I don't think you're aware of just how power frugal the PIII is. The TDP is 27.9W, which is far less than most laptop CPUs burn these days. And given that the average load is in the 0.01 range, it uses far less. It has run fanless since 2003. Energy is not the issue here.

But a point is the reliability of larger die fabs. Can a Raspberry Pi be reasonably expected to run for 10+ years?
Also, the Pi comes with a single 10/100 Ethernet port, running on a CPU-bottlenecked USB 2.0 bus. Just dealing with a normal amount of packets puts a considerable load on the SoC CPU. And no running backups or NFS mounts at GbE speeds.

Don't get me wrong, the Pi was a fabulous little board, but it was never designed for 24/7 network related operations.
And it's certainly not a replacement for a system that doesn't need replacement.

Comment Re:The fascination (Score 1) 81

I dunno either, but my main home server is a PIII, running primary dns, dhcp, smtp and a few other services, and average load in the 0.01 range. It's been running pretty much non-stop since 2003.

There's really no need to upgrade just to upgrade, if the box can do its job without breaking a sweat and can be kept patched up to date.

If PIII machines were available and could run the software, why not?

Comment Re:No support for dynamic address assignment?!? (Score 1) 287

*sigh* No it doesn't.

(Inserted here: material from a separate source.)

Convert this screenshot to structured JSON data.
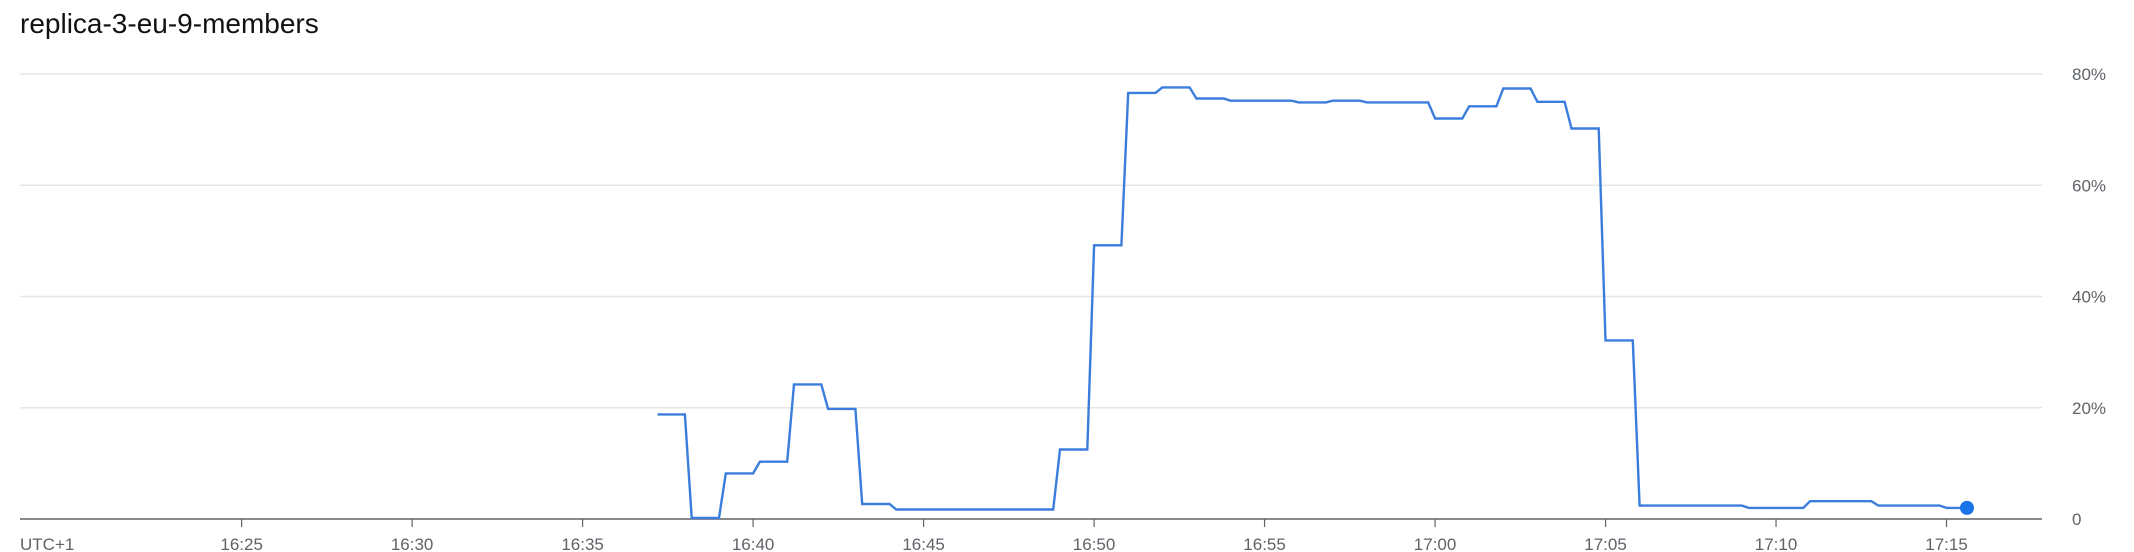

A unicast reply needs a destination MAC, either the end client or a relay agent. A broadcast reply, however, DOES. NOT.

*sigh* This is wrong on so many levels.

1: The DHCP protocol mandates that every packet contains the hardware address (for ethernet, the MAC address) in the chaddr field.

2: It's the client's call to DHCP servers that discloses the client's MAC address. What replies do is irrelevant.

3: Even if that weren't the case, all packets including replies still contains the client's hardware address in the chaddr field. Without it, bootp dhcp relays would not work, as they do not parse the data segment of the dhcp packages and would not know what the client identifier key is set to.

4: Even if that weren't the case, the DHCPOFFER, DHCPACK and DHCPNAK packets from the server to the client are almost always unicast. No dhcp client in use today will set the broadcast flag on its DHCPDISCOVER or DHCPREQUEST messages - the RFC is pretty clear that only clients that cannot receive unicast replies should set the broadcast bit, all others should clear it. You may find an old Sun box from the 1990s with a bootp client that needs to use broadcasts exclusively before its network stack comes up, but that corner case is so small that it can be ignored for this purpose. And even then, the client must fill in the chaddr field, and the server leave it as is in replies.

But to sum it up, yes, you tell the DHCP server your MAC address.

And modern DHCP servers use that information too, not just the client uid. For one thing, combined with turning off broadcast replies, it allows for restrictions on how many IP addresses can be given to any client (a fairly common attack back when was to keep on requesting and accepting addresses, exhausting the pool).